For the security officer, it is probably better to commit Type I error than to skip something important. However, in science the situation is opposite: we always stay with the \(H_0\) when the probability of committing a Type I error is too high. Philosophically, this is a variant of Occam’s razor: scientists always prefer not to introduce anything (i.e., switch to alternative) without necessity.

the man who single-handedly saved the world from nuclear war

This approach could be found also in other spheres of our life. Read the Wikipedia article about Stanislav Petrov (https://en.Wikipedia.org/wiki/Stanislav_Petrov); this is another example when false alarm is too costly.

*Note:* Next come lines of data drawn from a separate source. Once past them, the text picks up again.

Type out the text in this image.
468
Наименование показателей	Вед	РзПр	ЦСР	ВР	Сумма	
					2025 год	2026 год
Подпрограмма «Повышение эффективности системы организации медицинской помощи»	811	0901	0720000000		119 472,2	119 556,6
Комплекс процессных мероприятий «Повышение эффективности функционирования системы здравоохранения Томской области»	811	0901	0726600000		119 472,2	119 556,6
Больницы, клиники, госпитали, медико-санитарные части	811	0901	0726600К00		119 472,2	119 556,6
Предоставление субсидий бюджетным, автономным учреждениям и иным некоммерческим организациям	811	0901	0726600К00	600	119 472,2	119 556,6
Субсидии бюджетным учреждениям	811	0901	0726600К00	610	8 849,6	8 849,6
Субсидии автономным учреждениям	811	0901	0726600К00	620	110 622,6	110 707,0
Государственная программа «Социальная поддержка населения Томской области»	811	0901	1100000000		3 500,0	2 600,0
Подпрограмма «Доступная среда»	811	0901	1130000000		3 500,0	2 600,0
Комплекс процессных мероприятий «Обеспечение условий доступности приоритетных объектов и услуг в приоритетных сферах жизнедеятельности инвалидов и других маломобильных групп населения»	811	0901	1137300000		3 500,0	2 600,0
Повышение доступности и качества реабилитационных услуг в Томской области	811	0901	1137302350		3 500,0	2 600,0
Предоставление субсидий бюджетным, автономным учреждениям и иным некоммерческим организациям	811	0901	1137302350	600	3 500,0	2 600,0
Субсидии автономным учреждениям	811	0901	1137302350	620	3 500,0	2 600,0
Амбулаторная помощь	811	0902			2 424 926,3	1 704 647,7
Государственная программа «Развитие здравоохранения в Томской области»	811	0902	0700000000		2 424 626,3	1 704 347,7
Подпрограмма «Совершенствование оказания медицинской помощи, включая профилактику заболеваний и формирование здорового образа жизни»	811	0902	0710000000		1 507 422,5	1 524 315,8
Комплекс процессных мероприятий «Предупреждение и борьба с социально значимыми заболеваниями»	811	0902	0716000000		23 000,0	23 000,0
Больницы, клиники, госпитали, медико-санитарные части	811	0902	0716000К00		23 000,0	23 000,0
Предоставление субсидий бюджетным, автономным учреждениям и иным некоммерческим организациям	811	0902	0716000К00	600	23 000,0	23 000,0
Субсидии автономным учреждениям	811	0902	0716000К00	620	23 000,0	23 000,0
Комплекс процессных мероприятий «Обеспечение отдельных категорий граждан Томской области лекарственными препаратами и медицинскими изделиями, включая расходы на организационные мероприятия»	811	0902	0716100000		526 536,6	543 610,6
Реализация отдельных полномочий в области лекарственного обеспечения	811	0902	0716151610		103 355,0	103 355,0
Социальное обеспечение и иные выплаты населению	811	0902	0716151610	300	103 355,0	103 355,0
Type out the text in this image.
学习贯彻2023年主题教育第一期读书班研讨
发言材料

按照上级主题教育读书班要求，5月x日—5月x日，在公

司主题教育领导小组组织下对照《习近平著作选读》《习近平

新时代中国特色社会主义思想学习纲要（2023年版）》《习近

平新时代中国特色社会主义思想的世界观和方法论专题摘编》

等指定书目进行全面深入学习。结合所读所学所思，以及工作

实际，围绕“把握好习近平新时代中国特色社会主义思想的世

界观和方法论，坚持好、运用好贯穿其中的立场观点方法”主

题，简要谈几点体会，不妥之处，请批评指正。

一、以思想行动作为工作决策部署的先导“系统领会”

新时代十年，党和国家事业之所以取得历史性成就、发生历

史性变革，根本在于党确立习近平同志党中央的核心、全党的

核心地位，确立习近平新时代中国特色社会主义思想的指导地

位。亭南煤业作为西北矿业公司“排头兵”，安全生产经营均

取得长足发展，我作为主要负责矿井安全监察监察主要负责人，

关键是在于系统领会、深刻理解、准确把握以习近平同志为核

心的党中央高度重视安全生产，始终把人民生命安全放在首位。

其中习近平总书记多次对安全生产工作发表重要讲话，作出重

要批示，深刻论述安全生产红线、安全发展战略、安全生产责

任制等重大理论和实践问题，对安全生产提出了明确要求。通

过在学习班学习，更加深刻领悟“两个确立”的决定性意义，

The obvious question is what probability is “too high”? The conventional answer places that threshold at 0.05—the alternative hypothesis is accepted if the p-value is less than 5% (more than 95% confidence level). In medicine, with human lives as stake, the thresholds are set even more strictly, at 1% or even 0.1%. Contrary, in social sciences, it is frequent to accept 10% as a threshold. Whatever was chosen as a threshold, it must be set a priori, before any test. It is not allowed to modify threshold in order to find an excuse for statistical decision in mind.

Screen Shot 2019-01-10 at 2.51.42 PM.png — Figure \(\PageIndex{1}\) Scheme of statistical decision (for 1-tailed test). \(\alpha\) is the probability of Type I error, \(\beta\)—of Type II error. Before the test, we must set \(\alpha\), usually to 0.05. Then we use original data to calculate statistic (guess location of black vertical line). Next, we use statistic to calculate p-value. Finally, if p-value is less then \(\alpha\), we reject the null hypothesis.

Accept the null hypothesis when in fact the alternative is true is a Type II statistical error—failure to detect a pattern that actually exists. This is called “false negative”, “carelessness”. If the careless security officer did not jump when the noise outside is really important, this is Type II error. Probability of committing type II error is expressed as power of the statistical test (Figure \(\PageIndex{1}\)). The smaller is this probability, the more powerful is the test.